With the embarrassing number of hopeful Obama appointments running into tax cheating problems (the latest being Ron Kirk), it's natural to wonder if evasion by high profile leftists is illustrative of a real world trend, or just a string of unfortunate anecdotes.
The GSS provides some relief for that wonder. It provides the results for 2,418 people queried on whether or not cheating on taxes is wrong, by political orientation. The first graphic from the GSS shows the distribution of responses. The second graph shows the mean tax compliance score, computed by designating "not wrong" as 1, "a bit wrong" as 2, "wrong" as 3, and "seriously wrong" as 4, and then averaging the responses for each of the seven categories of political orientation (click for higher resolution).

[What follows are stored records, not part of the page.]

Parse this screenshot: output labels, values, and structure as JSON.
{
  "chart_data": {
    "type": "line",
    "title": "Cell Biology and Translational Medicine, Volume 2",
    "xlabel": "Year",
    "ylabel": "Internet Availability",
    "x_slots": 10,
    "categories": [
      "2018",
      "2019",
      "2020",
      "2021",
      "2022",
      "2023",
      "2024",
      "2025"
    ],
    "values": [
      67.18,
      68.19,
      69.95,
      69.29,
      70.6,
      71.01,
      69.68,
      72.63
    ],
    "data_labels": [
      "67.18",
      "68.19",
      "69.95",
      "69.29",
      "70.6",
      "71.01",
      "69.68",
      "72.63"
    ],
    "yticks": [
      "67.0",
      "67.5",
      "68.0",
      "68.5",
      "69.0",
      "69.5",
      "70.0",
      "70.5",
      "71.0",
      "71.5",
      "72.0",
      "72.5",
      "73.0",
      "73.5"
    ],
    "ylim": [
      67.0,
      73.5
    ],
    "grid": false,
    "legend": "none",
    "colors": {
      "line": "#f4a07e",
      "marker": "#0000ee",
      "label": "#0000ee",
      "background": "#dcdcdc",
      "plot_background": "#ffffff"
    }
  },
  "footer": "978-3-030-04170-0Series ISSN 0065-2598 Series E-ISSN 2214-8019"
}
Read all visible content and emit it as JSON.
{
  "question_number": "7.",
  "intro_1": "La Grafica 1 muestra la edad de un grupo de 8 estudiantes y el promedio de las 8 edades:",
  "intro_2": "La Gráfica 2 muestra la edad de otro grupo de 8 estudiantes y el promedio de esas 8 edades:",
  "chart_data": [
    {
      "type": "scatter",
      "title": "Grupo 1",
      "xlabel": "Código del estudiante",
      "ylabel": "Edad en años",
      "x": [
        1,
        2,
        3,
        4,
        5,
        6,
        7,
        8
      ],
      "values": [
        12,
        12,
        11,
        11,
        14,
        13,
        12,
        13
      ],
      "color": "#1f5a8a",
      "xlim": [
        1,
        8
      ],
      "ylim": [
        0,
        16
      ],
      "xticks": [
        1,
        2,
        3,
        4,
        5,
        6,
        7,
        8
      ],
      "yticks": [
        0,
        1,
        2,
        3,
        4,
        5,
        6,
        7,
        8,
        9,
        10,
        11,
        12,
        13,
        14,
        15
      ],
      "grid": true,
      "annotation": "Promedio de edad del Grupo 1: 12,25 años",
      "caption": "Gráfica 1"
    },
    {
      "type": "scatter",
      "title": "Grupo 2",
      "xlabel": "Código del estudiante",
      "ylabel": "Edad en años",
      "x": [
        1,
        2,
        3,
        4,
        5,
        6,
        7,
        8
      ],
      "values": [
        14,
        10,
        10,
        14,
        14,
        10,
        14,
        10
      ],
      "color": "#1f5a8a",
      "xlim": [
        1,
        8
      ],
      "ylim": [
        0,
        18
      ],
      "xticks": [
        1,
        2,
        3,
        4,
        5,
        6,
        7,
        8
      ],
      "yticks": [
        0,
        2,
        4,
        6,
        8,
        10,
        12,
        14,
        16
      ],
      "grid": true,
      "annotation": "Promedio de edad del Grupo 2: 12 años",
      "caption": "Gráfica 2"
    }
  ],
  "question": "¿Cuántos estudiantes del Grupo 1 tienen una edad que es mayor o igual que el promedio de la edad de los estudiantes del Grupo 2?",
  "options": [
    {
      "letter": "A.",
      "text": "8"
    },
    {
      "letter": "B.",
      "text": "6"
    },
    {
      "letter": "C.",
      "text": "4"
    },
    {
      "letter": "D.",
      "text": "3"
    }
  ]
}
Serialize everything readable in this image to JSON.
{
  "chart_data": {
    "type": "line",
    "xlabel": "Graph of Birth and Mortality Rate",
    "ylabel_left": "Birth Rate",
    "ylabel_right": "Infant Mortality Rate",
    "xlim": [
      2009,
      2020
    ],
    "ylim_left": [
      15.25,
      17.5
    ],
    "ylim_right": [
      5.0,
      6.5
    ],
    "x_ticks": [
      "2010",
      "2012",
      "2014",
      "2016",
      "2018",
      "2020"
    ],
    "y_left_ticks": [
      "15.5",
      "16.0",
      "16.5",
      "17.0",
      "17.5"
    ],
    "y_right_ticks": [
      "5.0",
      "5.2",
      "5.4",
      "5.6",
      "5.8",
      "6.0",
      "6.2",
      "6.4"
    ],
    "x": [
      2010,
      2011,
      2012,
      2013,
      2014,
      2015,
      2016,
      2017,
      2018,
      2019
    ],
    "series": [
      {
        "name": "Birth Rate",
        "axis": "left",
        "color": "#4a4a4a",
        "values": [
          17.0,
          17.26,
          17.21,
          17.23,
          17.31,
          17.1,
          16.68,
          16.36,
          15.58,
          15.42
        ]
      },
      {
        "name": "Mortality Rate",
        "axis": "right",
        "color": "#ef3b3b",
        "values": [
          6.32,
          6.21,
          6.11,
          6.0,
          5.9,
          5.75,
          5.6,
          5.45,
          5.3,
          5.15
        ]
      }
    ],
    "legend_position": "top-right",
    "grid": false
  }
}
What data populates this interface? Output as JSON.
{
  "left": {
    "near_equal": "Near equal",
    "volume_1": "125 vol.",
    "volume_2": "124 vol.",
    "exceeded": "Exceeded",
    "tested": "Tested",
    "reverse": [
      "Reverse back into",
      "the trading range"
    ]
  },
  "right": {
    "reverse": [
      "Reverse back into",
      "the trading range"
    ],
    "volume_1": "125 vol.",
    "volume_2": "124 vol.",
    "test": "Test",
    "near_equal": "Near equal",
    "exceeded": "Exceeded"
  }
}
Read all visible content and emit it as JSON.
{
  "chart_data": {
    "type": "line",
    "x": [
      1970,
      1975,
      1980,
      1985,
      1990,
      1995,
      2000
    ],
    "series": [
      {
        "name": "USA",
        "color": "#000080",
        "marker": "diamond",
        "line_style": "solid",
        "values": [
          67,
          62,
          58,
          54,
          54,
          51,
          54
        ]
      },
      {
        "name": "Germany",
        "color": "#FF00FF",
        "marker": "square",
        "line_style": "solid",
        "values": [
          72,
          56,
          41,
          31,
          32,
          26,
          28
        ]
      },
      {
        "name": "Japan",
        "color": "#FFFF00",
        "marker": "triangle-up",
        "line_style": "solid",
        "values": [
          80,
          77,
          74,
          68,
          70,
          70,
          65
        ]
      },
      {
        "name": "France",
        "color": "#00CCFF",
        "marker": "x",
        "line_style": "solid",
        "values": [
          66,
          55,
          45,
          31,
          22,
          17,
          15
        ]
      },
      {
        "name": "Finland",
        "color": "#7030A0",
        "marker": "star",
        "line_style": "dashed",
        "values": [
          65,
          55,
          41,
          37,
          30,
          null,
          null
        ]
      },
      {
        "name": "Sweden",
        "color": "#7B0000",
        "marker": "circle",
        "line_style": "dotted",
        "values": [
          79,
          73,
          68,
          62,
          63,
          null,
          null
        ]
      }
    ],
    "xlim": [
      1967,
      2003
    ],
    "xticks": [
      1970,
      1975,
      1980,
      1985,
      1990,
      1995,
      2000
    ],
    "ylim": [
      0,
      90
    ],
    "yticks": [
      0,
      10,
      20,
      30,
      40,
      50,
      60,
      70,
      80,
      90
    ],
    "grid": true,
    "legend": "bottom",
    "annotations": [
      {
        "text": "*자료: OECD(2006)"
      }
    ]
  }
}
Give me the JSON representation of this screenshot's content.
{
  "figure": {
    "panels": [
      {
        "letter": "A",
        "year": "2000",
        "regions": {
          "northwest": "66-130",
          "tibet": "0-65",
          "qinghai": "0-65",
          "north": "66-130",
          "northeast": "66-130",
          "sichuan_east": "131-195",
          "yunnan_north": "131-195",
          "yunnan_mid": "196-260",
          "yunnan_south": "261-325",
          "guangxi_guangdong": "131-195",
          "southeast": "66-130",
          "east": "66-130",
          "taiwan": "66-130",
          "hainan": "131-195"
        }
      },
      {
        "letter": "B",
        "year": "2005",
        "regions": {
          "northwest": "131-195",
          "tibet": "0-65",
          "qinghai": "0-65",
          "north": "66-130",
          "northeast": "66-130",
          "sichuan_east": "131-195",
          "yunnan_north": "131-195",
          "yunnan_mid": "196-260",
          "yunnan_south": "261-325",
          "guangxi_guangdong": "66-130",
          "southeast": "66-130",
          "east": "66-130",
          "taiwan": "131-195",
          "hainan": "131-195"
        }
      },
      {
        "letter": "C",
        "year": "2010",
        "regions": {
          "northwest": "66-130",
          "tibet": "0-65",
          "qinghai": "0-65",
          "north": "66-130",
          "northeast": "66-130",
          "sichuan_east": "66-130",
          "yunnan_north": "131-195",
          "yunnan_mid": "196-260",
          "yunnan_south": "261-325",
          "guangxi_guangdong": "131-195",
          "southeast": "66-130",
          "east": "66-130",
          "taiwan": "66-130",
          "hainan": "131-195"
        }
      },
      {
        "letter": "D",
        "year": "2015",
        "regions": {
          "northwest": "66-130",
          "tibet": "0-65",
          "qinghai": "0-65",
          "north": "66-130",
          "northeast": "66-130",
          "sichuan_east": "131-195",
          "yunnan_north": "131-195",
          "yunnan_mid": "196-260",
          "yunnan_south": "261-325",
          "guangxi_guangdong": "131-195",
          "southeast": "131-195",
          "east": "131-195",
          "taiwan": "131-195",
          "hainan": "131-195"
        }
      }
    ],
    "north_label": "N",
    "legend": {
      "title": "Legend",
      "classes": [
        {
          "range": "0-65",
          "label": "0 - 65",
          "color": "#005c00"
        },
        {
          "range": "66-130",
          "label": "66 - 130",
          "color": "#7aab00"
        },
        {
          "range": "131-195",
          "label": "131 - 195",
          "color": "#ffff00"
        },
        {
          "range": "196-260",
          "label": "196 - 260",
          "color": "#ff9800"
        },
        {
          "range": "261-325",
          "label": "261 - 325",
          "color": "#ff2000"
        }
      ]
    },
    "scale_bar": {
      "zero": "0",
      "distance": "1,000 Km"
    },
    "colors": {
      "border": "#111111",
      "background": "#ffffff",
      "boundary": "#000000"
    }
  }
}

The standard deviation for the dataset is .76, so the difference between self-described conservatives and extreme liberals is nearly one full SD. Amalgamating the responses into three categories yields one-third a SD between liberals and conservatives:
Liberals do not consider cheating on taxes to be as morally problematic as conservatives do. This presents an obvious moral quandary of its own, as, putatively less surprisingly, liberals are more likely than conservatives are to favor greater amounts of taxation and wealth redistribution.
The purest question the GSS asks with regard to a respondent's philosophical position on taxation is, "If the government had a choice between reducing taxes or spending more on social programs like health care, social security, and unemployment benefits, which do you think it should do?" The GSS provides results for 970 respondents to this question by political orientation:
There is a full standard deviation difference between extreme liberals and extreme conservatives on this most standard of political issues*. Combining the shades of liberalism and conservatism into a single category, more than half a SD still separates those on the left from those on the right:
Attitude is not behavior, and I am unaware of any studies on the political persuasions of convicted tax cheats**, but as a self-described empirical paleoconservative, it is difficult not to find parodiable humor mixed with irritation in discovering that those most likely to favor increased taxation and redistributive economics are also the most likely to approve of illegally acting to avoid having to suffer on the contributive side of the equation.
GSS variables used: POLVIEWS, TAXCHEAT, TAXSPEND
* Parenthetically, this shows the presumption that the liberal-conservative spectrum as represented in the GSS is a gauge of positions on social issues rather than economic ones is a stretch at best. Optimally, the GSS will ask a couple of questions on political orientation in the future in place of the one now asked. Cliched though it may be, separately inquiring about both a respondent's social and economic liberalism or conservatism would accomplish this.
Notice, too, that the graph's parameters are set from 40% to 90%--even among self-described conservatives, nearly half of people favor more spending by government over the reduction of tax rates. Too many people have faith in Leviathan.
** However, in Freedonomics, John Lott shows that Republican criminals are as elusive as leprechauns (p184):
[Based on a Public Opinion Strategies survey] I found that felons were 36% more likely than non-felons to have voted for Kerry over Bush and 37% more likely to be registered Democratic [after controlling for socio-cultural factors like race, gender, educational attainment, etc]. ...
While not all felons may be as Democratic as those in Washington State, the survey indicates that the previous estimates understated how frequently felons vote Democratic. Remarkably, it looks as if virtually all felons are Democrats. Felons are not just like everyone else. And the fact that felons are even more likely to vote
Democratic than previously believed surely guarantees that some Democratic operatives will continue their efforts to get them to the polls.